Before I could finish, Grandpa said a simple, “I’m sorry.”
“No, no,” I said. “It’s not that. I’m not upset about it. I’m just… I mean, why didn’t any
one tell me? As soon as this crazy, mystical world started to open up in front of me, I thought I was either insane, or living in one of your radio shows.”
He laughed so hard, in obvious relief, that the pier and beam porch started shaking.
“I just didn’t want to do anything to upset you,” he said. “Your parents – and they are your parents – loved you more than I’ve ever seen two people love a baby. They didn’t care where you came from. And neither do I.”
For some reason, hearing Grandpa’s placid admission that I really was from somewhere else made it all very real.
“Poko didn’t say anything bad about them. He just kind of let it slip. He’s got me doing these exercises where I zoom around outside my body and look at things.”
“Your mother could do that, too,” Grandpa Joe said, softly, rubbing the bowl of his pipe with his thumb. “They knew all about you – your mom and your dad. I guess my old friend didn’t tell you that your dad was just as surprised, the first time he wandered in and saw your mom floating halfway between the floor and the ceiling?”
Nothing – and, I mean nothing – makes me stop eating a Rueben. But that?

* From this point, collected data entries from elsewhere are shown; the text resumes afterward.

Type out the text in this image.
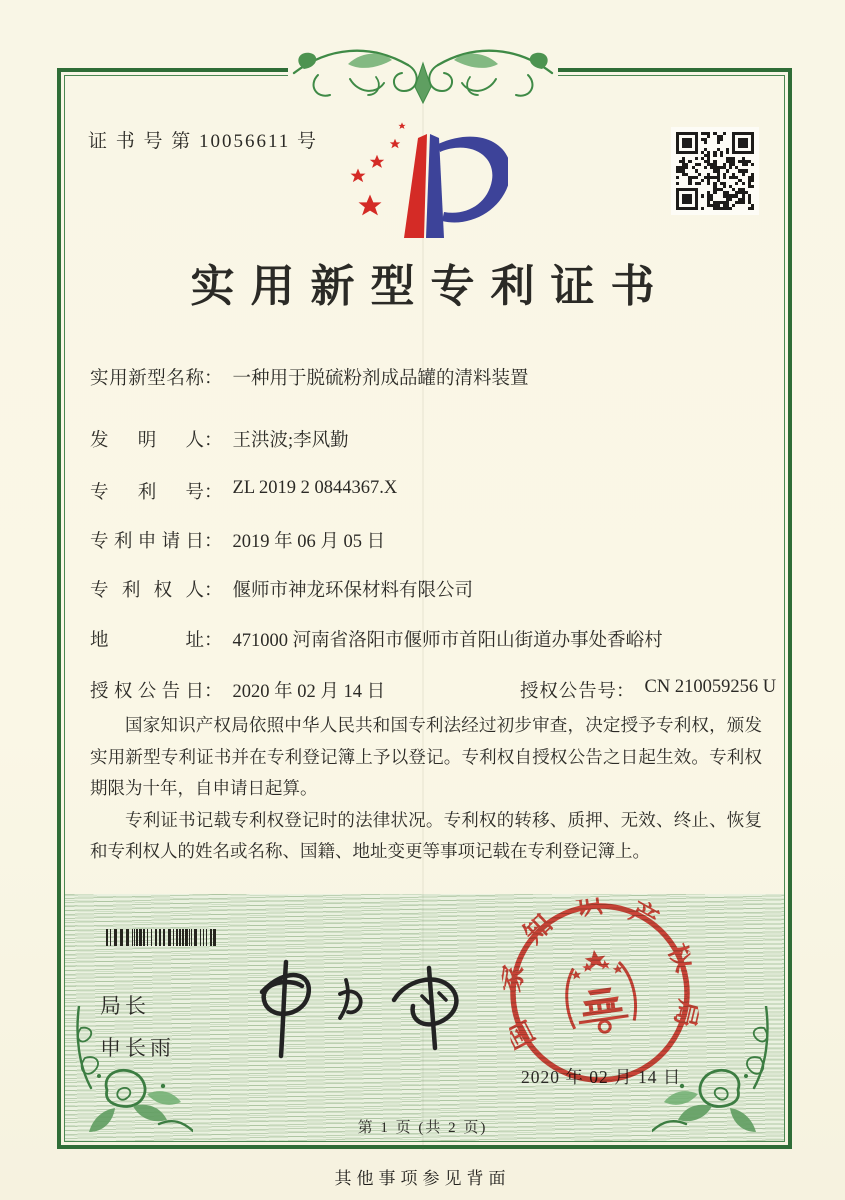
证 书 号 第 10056611 号
实用新型专利证书
实用新型名称 ： 一种用于脱硫粉剂成品罐的清料装置
发明人 ： 王洪波;李风勤
专利号 ： ZL 2019 2 0844367.X
专利申请日 ： 2019 年 06 月 05 日
专利权人 ： 偃师市神龙环保材料有限公司
地址 ： 471000 河南省洛阳市偃师市首阳山街道办事处香峪村
授权公告日 ： 2020 年 02 月 14 日	授权公告号 ： CN 210059256 U

国家知识产权局依照中华人民共和国专利法经过初步审查，决定授予专利权，颁发实用新型专利证书并在专利登记簿上予以登记。专利权自授权公告之日起生效。专利权期限为十年，自申请日起算。

专利证书记载专利权登记时的法律状况。专利权的转移、质押、无效、终止、恢复和专利权人的姓名或名称、国籍、地址变更等事项记载在专利登记簿上。

局长
申长雨
2020 年 02 月 14 日
国家知识产权局
第 1 页 (共 2 页)
其他事项参见背面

That got me to quit.
“You mean mom was… Really?”
“About all I can really say,” he said. “I can’t even pretend to understand all that stuff. All I know is that she was special, your mom.”
“Poko said that I had…”
I stopped short. I just couldn’t say it out loud. Fae blood? That I was the daughter of some Fae queen? No, it was just too ridiculous. Even in the face of werewolf packs at war, that was a step too far.
“Whoever it was that gave you to her, they chose her because they knew she understood,” Grandpa said slowly, his eyes fixed on his pipe. “Or at least, that’s what she told me. I never saw my girl so happy, never heard her act like that.”
“Wait, you mean… they just called you and said ‘Surprise! You’ve got a granddaughter!’? Really?”
He laughed.
“Yeah, something about like that. My Elsie always wanted a baby. Since she was a little girl, she wanted one, but somehow or another, it just didn’t work out. She and your dad tried for years, but gave up. Then, one day, she called me and said she had a dream about being pregnant. She woke up, had herself some morning sickness, and took a test. There you were!”